Matos angrily questioned the call, pushed a judge, then pushed and kicked referee Chakir Chelbat of Sweden, who will require stitches in his lip. Matos spat on the floor and was escorted out.

“This is an insult to the Olympic vision, an insult to the spirit of taekwondo and, in my opinion, an insult to mankind,” Yang said.

Matos’ coach was unapologetic.

“He was too strict,” Leudis Gonzalez said, referring to the decision to disqualify Matos. Afterward, he charged the match was fixed, accusing the Kazakhs of offering him money.

Although the arena announcer said Matos and his coach were banned effective immediately, Yang said due process must be followed before officially banning the two.

In his first match, Matos defeated Italy’s Leonardo Basile, then beat China’s Liu Xiaobo 2-1 in the quarterfinals. But he lost to South Korean Cha Dong-min in the semis to land in the bronze-medal match.

“To me it was obvious he was unable to continue,” Chilmanov said. “His toe on his left foot was broken.”

But Chilmanov added: “Rules are rules. I’m happy with my medal.”

Matos won the gold medal in this division — the men’s over 80-kilograms (176 pounds) — at the 2000 Sydney Games, dedicating the victory to his mother, who died on the day of the opening ceremony. At the 2004 Athens Games, he finished 11th.

Matos’ bad behavior followed a day of confusion on the mats and ended the four-day taekwondo competition, which was marred by several protests against judge’s calls.

Earlier Saturday, China’s double gold medalist Chen Zhong crashed out in the quarterfinals after initially being declared the winner.

World champion Maria del Rosario Espinoza, the eventual winner in the women’s over 67-kilogram (147.4 pounds) class, was to fight Chen in the semifinals but the judges overturned an earlier ruling and made Britain’s Sarah Stevenson the winner of the quarterfinal bout in which Chen scored in the closing seconds of the second round and then Stevenson tagged her with a head kick — worth two points — in the third.
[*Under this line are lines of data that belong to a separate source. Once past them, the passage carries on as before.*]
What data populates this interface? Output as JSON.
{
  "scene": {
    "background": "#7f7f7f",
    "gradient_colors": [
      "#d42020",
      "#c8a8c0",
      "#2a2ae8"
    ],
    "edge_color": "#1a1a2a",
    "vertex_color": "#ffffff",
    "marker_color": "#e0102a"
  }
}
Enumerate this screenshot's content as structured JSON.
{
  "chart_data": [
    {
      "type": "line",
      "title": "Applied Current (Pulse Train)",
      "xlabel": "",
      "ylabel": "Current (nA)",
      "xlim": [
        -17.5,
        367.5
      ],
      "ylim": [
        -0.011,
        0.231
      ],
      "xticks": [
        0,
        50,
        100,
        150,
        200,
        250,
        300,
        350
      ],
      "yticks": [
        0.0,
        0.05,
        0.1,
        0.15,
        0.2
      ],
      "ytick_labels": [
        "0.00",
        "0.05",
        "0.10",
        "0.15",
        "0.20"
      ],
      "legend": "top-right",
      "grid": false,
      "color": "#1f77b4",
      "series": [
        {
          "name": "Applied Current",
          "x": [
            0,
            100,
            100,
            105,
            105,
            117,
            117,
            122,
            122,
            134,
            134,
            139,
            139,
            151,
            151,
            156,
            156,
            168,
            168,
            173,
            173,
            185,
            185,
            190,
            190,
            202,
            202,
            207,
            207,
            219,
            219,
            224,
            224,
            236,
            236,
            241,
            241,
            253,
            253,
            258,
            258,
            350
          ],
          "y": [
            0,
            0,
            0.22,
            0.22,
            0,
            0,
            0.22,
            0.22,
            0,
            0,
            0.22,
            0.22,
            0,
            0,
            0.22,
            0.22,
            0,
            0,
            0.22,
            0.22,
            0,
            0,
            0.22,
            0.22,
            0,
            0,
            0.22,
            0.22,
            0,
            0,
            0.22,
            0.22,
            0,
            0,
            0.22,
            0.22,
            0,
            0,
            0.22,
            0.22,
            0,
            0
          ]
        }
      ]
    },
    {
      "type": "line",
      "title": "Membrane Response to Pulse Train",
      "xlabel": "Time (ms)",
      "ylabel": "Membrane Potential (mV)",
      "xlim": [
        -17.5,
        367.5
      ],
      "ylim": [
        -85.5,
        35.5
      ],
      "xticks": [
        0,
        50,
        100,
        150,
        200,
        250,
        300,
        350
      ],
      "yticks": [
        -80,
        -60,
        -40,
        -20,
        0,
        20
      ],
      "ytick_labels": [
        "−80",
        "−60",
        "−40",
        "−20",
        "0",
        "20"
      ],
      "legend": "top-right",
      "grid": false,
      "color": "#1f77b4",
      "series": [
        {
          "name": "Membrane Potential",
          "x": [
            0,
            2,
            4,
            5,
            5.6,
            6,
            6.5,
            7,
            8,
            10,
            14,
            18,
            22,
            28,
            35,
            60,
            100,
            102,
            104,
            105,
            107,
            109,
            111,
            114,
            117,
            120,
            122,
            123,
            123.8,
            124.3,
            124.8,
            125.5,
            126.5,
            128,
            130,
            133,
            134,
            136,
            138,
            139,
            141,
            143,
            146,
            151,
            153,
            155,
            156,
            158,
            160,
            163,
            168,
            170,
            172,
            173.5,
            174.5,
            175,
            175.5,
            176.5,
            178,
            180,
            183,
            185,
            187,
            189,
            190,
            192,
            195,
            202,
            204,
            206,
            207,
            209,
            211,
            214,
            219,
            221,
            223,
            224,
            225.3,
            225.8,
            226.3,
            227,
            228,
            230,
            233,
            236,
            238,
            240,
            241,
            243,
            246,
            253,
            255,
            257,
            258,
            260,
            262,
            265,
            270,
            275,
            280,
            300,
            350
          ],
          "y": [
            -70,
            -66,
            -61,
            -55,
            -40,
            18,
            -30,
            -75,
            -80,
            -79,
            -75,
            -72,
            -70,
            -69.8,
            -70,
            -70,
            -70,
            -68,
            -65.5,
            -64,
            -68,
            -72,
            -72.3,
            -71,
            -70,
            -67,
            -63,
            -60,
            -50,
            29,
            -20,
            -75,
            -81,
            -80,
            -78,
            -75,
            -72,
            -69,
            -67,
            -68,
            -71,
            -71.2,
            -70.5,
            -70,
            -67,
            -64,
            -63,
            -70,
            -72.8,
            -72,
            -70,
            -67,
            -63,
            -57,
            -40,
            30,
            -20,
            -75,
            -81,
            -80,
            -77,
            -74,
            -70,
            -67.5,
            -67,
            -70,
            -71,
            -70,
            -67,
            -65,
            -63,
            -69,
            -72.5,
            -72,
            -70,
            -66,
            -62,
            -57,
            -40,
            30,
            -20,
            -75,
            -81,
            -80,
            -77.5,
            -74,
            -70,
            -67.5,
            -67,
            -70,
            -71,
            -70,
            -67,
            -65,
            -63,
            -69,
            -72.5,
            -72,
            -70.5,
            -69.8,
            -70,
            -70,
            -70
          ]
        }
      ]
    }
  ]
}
The judges ruled Stevenson’s kick wasn’t solid enough for points, and Chen was declared the winner 1-0. After Britain protested, the result was changed to put Stevenson in the semifinal.

The decision brought loud jeers from the crowd. China did not appeal.

It was the first time a match result has been overturned since taekwondo became an official Olympic sport in 1990.